= Kazunori Nozawa =

Japanese sushi chef and restaurant owner

Kazunori Nozawa (born c. 1945) is a Japanese sushi chef and restaurant owner. In 1963, he apprenticed with a master sushi chef in Tokyo at the age of 18, before eventually opening his own restaurant in Japan. After emigrating to the United States as a sushi consultant, he opened Sushi Nozawa in 1987 in Studio City, California, with the goal of educating Americans on Edo-style sushi.

==Sushi Nozawa==
Sushi Nozawa, who operated until his retirement in 2012, helped popularise omakase-style sushi in Southern California. Nozawa's gruff demeanour and reputation for adhering strictly to omakase principles earned him both fans and critics, with customers nicknaming him the "Sushi Nazi", in reference to Seinfeld's "Soup Nazi" character.

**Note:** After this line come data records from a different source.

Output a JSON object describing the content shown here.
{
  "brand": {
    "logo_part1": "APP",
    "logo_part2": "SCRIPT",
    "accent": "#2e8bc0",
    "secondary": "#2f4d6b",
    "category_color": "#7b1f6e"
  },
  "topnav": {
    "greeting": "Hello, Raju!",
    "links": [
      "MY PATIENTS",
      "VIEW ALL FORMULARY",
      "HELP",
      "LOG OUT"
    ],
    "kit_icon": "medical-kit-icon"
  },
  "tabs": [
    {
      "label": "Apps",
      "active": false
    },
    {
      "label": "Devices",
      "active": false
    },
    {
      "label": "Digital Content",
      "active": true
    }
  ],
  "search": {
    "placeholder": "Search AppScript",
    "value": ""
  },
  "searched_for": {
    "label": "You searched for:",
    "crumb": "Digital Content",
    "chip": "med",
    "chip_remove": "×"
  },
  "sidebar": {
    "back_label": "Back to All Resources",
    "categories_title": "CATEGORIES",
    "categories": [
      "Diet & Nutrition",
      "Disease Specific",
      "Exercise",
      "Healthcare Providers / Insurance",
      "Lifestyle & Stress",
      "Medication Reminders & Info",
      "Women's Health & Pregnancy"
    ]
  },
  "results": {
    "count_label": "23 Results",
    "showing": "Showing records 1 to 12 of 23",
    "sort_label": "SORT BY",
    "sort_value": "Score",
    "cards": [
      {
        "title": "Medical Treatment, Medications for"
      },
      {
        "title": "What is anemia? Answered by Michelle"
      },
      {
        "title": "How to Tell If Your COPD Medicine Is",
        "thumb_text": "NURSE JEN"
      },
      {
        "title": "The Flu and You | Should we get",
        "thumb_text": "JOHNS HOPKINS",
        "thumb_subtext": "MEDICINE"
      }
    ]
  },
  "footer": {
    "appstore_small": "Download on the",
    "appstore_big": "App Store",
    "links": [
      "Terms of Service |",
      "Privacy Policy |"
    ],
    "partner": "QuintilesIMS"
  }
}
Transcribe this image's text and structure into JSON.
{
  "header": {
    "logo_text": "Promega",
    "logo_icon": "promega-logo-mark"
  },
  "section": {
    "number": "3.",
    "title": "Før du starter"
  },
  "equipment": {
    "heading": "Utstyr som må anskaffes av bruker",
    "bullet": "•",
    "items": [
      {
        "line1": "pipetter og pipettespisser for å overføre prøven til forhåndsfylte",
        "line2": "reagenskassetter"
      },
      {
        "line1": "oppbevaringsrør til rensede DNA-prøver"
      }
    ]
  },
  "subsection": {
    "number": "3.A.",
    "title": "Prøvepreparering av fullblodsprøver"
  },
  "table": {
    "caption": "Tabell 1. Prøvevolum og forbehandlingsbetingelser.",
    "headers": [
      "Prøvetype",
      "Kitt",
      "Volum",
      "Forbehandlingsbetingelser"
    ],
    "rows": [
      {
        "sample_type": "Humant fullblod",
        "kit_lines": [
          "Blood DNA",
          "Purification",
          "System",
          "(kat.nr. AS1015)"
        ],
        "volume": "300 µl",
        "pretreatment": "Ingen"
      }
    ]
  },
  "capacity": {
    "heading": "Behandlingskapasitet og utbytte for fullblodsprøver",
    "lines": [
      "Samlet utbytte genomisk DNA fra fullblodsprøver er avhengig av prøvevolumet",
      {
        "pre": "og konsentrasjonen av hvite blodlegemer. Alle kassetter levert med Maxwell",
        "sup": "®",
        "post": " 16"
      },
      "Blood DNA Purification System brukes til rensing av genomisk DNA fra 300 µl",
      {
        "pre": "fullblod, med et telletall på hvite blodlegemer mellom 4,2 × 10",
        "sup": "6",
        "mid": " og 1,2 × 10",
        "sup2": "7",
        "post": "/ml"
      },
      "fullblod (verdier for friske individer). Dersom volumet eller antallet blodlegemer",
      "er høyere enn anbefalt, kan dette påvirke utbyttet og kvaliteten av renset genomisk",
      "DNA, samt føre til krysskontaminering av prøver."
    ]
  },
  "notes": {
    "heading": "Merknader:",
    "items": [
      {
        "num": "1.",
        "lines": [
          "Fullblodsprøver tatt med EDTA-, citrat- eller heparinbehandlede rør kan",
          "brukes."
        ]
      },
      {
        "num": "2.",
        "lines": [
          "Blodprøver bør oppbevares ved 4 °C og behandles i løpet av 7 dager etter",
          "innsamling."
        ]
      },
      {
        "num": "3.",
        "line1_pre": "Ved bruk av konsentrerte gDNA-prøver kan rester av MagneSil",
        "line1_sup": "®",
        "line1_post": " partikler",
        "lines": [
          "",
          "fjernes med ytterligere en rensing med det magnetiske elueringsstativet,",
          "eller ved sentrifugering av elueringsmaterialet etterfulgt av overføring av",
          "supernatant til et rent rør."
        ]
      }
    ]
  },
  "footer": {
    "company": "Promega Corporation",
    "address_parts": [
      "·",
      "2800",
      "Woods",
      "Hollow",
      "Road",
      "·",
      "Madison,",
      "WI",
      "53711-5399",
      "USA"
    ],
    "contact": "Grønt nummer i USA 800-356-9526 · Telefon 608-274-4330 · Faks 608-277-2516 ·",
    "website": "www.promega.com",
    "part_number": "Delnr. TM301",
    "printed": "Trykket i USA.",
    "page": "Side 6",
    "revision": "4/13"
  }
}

His strict list of rules (no mobile phones, text messaging, loud talking or switching seats with patrons) did not dissuade customers, who could expect waits of hours for a seat at table. Sushi Nozawa inspired adoration — musician Trent Reznor lamented the loss of his "very favorite place to eat" upon the restaurant's closing — and vitriol — Los Angeles Times food critic S. Irene Virbila lambasted it as "one of the most overrated restaurants in Southern California", criticizing the "curt and ungracious" service. Nozawa ejected actress Charlize Theron from his restaurant after the two disagreed on what type of sushi would be served for her meal.

==Sushi Nozawa, LLC==
As of 2013, Kazunori Nozawa serves as President of Sushi Nozawa, LLC, a Los Angeles-based restaurant group.